We must have patience for ourselves in maintaining vigilant presence. We must learn to catch ourselves before we revert to our old roles. We can even learn to catch ourselves in the midst of acting out. And, despite all of this effort to do other than, we can find ourselves on the other side, having already completed our familiar role in this reactive climate.  We’ve lost our presence yet again.

Undoubtedly, we will reprise these roles again and again and again, and it’s okay; it’s understandable. In the seemingly endless string of sequels, we have to learn to be okay with losing our presence and coming back to it. This is the only way. The only way to maintain the vigilance of presence is to lose that presence. Our conditions, both internal and external, urge us to go backward, to return to what feels so familiar and normal.

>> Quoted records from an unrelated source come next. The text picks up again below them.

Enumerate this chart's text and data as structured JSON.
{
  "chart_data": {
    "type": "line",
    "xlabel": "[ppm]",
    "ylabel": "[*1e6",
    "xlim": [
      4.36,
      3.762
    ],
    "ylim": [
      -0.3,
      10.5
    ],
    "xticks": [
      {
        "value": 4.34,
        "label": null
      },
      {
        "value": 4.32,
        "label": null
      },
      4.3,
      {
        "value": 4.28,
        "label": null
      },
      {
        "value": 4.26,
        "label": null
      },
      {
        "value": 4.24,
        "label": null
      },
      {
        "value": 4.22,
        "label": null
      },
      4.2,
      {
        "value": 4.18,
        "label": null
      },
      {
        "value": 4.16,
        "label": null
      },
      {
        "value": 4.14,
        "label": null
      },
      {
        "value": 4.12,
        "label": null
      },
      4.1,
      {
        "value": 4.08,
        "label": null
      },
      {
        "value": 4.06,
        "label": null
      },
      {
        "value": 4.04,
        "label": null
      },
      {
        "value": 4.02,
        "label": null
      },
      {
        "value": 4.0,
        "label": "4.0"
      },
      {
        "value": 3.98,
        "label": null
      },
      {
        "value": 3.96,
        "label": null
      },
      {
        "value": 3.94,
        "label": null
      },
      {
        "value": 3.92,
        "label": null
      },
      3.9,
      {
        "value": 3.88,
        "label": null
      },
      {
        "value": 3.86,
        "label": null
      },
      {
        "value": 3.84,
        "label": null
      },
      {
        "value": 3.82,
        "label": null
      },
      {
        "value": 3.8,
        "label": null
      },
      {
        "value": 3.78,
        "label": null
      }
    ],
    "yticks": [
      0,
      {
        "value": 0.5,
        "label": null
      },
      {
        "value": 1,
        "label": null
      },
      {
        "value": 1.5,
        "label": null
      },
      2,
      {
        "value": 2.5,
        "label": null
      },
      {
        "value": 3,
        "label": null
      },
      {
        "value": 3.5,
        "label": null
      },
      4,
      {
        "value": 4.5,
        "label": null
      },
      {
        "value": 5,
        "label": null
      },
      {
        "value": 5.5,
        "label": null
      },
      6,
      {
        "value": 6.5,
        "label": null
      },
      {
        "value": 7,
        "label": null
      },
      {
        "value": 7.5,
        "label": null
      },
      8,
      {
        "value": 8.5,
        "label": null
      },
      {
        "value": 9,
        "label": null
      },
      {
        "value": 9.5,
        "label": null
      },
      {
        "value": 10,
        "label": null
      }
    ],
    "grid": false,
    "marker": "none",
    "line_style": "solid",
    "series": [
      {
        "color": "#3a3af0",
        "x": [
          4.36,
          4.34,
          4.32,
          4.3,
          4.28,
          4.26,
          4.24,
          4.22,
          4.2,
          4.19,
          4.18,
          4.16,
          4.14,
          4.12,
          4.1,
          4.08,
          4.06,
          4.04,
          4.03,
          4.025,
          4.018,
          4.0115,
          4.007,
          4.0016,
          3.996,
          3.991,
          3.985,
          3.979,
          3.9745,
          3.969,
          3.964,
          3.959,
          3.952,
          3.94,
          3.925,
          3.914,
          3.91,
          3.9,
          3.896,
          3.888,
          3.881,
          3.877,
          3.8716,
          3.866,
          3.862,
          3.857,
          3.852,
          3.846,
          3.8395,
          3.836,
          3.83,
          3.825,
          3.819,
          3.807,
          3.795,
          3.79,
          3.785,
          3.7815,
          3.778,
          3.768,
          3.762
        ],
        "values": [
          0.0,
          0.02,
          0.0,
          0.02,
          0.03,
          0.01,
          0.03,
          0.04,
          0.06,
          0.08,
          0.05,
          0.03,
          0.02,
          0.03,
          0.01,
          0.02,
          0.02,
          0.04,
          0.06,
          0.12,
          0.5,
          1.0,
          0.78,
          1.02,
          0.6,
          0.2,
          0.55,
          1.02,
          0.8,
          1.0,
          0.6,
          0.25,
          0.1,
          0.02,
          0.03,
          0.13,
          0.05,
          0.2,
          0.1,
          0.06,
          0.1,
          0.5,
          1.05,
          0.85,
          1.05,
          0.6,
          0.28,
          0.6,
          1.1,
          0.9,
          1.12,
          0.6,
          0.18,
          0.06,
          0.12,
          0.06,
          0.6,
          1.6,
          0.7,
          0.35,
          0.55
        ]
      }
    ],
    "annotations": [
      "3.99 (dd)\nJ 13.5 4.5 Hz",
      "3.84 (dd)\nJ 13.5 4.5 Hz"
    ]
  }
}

When we lose our presence once again, we must celebrate it by having patience for it. It’s a blessing. What we have left to work through has been exposed to us once again. Our presence will grow in strength, and when we lose it or realize we have already lost it, we just simply acknowledge it. As we learn how to be present again, patience is vital. Without it, we will never be able to clear out all the reactivity within us. And, without losing it, we could never truly find our vigilant presence.

Our vigilance of presence starts with having compassion for ourselves and others and in not taking anything personally.  We begin to stop magnifying the storylines we’ve grown to believe about ourselves. We then realize how cause and effect unfold in our lives. We continue forward challenging our minds to really engage our lives and our difficulties. Through all of this, we must always generate patience for ourselves.

It is difficult to disrupt the multitude of prevailing winds and currents that distract us, to disrupt and break our presence. The multitude of disruptions originates from not only our conditions but from ourselves as well. However, we can do this. We can continue to work toward being present in all that we do. Over time, our presence will become our new default. Over time, we will become the prevailing wind and current that others seek out as shelter in their storms. We will become all that we are in everything that we do. That’s what vigilance of presence becomes. We can do this. We can begin today.